F*ck

De Volkskrant, 29 maart 2012

Het zal een aberratie zijn, maar ik krijg vaak een bijna masochistische opwinding van orthodoxe christenen. Het ‘wensenlijstje’ van de SGP in ruil voor een ‘constructieve opstelling’ ten opzichte van het minderheidskabinet, maakt het warmste in mij los. Zondagsrust, medisch-ethische wetten, gewetensbezwaren, strafbare godslastering… Ughmf.

En dan de Amerikaanse Republikeinse presidentskandidaat Riek Santorum, die vindt dat het recht op privacy niet geldt voor seksuele handelingen, die orale seks wil verbieden omdat het geen procreatieve functie heeft. Ughmf.

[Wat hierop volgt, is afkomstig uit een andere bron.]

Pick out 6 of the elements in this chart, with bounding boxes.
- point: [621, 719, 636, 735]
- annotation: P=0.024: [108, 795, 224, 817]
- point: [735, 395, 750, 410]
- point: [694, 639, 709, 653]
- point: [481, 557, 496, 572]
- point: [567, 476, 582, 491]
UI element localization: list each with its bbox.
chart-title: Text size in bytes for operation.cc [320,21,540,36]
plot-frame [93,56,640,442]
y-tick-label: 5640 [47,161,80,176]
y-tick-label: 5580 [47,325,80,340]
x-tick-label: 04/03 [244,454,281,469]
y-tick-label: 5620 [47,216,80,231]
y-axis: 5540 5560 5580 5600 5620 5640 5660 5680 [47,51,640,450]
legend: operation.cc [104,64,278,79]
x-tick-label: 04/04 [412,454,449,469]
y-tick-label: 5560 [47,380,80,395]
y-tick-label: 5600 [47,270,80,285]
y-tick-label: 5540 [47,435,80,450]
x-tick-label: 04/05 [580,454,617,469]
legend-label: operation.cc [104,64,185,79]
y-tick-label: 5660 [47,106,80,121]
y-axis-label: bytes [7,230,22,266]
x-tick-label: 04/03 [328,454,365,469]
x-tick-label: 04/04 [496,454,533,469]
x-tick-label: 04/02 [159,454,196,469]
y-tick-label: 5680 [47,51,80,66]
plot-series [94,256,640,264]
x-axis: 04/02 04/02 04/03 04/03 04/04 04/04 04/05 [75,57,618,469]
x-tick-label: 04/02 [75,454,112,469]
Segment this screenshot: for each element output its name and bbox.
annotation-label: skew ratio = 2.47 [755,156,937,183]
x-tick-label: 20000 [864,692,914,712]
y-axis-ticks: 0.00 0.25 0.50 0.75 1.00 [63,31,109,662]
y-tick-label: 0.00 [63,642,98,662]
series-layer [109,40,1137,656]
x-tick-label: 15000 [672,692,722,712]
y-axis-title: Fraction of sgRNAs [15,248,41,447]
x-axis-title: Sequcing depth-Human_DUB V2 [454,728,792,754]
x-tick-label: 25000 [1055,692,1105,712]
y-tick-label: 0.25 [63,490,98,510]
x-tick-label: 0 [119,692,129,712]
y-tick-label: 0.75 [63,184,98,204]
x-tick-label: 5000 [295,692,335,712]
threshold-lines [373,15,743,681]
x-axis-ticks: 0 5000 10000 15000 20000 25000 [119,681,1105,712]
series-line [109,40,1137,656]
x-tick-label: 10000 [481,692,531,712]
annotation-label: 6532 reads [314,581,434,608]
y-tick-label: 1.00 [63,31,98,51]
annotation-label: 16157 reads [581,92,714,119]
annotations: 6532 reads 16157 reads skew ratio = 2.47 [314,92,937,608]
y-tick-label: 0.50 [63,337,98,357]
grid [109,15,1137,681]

Helaas komt het christelijk-orthodoxe gedachtengoed bijna nooit mijn biosfeer binnen. Goddank werd mij in de pauze van een lezing door een oudere dame gevraagd een boek te signeren. Het was een exemplaar van haar zoon, want zelf las de vrouw geen romans van ‘jonge schrijvers’ (het eerste compliment was binnen).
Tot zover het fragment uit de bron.